Throughout the long night Caleb tramped round the cold, empty-looking palace, suffering perhaps as he had never suffered before, a thing to be pitied of gods and men. At length the dawn broke and the light crept down the splendid street, showing here and there groups of weary and half-drunken revellers staggering homewards from the feast, flushed men and dishevelled women. Others appeared also, humble and industrious citizens going to their daily toil. Among them were people whose business it was to clean the roads, abroad early this morning, for after the great procession they thought that they might find articles of value let fall by those who walked in it, or by the spectators. Two of these scavengers began sweeping near the place where Caleb stood, and lightened their toil by laughing at him, asking him if he had spent his night in the gutter and whether he knew his way home. He replied that he waited for the doors of the house to be opened.
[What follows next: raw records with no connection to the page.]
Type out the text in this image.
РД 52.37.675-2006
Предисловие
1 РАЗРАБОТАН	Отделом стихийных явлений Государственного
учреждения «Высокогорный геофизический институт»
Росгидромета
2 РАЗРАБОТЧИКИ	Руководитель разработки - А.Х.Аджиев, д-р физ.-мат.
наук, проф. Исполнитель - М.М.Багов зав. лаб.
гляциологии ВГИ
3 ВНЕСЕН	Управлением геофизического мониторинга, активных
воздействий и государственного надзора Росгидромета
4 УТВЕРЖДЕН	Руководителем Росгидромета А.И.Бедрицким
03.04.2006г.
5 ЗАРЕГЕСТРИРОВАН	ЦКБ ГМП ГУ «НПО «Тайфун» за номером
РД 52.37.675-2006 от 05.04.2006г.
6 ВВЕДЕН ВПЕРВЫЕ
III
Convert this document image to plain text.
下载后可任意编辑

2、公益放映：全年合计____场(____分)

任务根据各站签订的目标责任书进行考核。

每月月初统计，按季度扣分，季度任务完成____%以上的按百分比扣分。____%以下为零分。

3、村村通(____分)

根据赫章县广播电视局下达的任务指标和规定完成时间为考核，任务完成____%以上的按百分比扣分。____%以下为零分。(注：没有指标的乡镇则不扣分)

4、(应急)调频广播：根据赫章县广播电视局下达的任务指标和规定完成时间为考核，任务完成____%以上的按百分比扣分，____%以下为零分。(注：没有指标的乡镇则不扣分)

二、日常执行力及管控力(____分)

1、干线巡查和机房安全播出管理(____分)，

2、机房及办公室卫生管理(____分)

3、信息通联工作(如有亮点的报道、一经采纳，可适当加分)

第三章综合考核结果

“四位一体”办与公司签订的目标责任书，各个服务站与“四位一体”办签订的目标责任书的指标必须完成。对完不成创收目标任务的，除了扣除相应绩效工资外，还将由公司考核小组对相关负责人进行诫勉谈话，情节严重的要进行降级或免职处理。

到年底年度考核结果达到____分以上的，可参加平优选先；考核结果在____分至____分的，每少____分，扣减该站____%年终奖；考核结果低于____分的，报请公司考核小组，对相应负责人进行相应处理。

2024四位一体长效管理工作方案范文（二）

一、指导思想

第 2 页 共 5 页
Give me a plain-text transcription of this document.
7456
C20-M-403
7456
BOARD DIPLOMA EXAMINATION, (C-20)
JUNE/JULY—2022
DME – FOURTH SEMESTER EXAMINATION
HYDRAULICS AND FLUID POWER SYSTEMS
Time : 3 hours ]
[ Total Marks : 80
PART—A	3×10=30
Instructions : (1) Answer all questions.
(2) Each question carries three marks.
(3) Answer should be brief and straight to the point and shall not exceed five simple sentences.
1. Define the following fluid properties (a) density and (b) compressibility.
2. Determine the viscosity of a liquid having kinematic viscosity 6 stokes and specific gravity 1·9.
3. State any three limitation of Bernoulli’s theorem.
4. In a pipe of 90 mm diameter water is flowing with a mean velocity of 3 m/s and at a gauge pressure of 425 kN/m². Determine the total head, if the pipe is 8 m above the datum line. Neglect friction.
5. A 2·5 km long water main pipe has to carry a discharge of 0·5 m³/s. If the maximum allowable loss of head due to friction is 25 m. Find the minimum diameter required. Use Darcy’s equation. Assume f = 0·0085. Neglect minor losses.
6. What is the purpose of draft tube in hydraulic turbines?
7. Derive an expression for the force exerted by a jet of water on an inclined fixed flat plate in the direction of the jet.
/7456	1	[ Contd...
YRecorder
“Which house?” they asked. “The ‘Fortunate House?’” and they pointed to the marble palace of Marcus, which, as Caleb now saw for the first time, had these words blazoned in gold letters on its portico.
He nodded.
“Well,” said one of them, “you will wait for some time, for that house is no longer fortunate. Its owner is dead, killed in the wars, and no one knows who his heir may be.”
“What was his name?” he asked.
“Marcus, the favourite of Nero, also called the Fortunate.”
Then, with a bitter curse upon his lips Caleb turned and walked away.